While extensive works for the highway were promised a while ago, they cannot commence without the completion of a study, which has not yet started.

Meanwhile, Linden Mayor Carwyn Holland also related that he was told that some $40 million has been budgeted for the road’s repairs.

He said that it is in need of urgent work.

“There’s also an urgent need for lighting and reflectors, whichever way the engineers choose to go. There is a need for something to make travelling safer on that highway because currently it is dangerous. Travelling, especially at night, can be dangerous and then you find with persons now looking to develop along the highway, they are destroying even the curb wall so that they can drive in their vehicles,” Holland said.

He added that while he believes there should be a comprehensive plan of works for the highway, immediate works are paramount.

Region Ten Chairman Renis Morian has also called for extensive repairs to be done on the highway. He had also highlighted that there is a need for systems to be put in place to prevent large trucks from driving over the curb walls and parking during the nights.
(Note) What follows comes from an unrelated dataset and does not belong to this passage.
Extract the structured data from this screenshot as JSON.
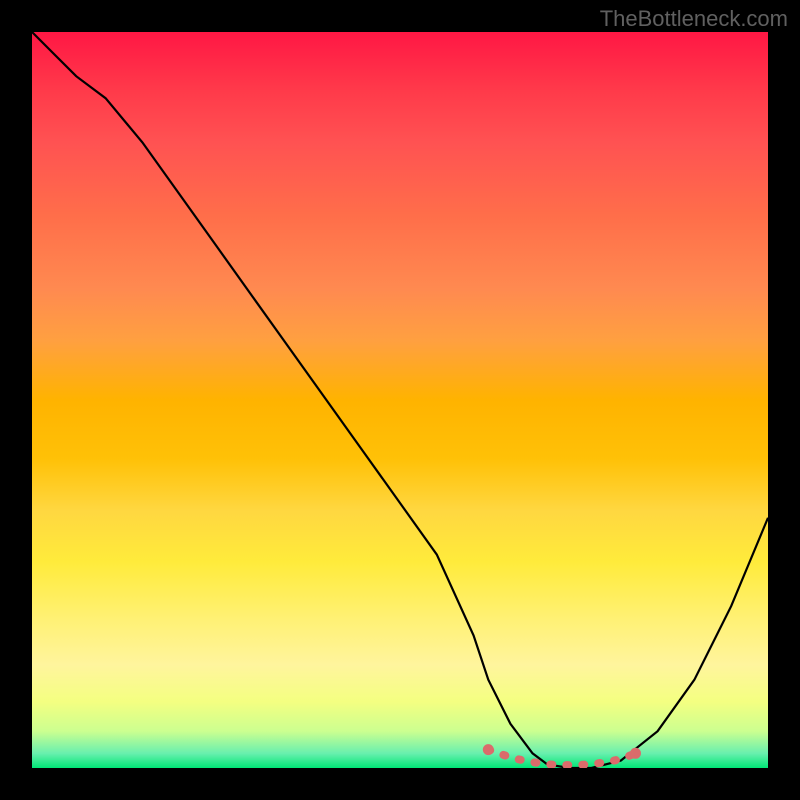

Morian has said that heavy trucks that usually drive over the curb wall is one of the main causes for the frequent collapses on the side of the highway. “The people who run sand trucks and who turn off of the highway are destroying it because they drive over the curb wall and once that breaks the water will get it. The trucks that are driving off the highway and going into sand pits are doing great damage and it’s left to the ministry to be repairing over and over again,” Morian stressed, while stating that he will urge the ministry to put up signs and put other systems in place to restrict the trucks from turning.

He pointed out that sometimes the trucks park two wheels off and two wheels on the highway, which also causes a fair amount of damage.

Holland said there is a need for increased police patrols along the highway in order to ensure that large trucks and other vehicles are not parking along the road sides.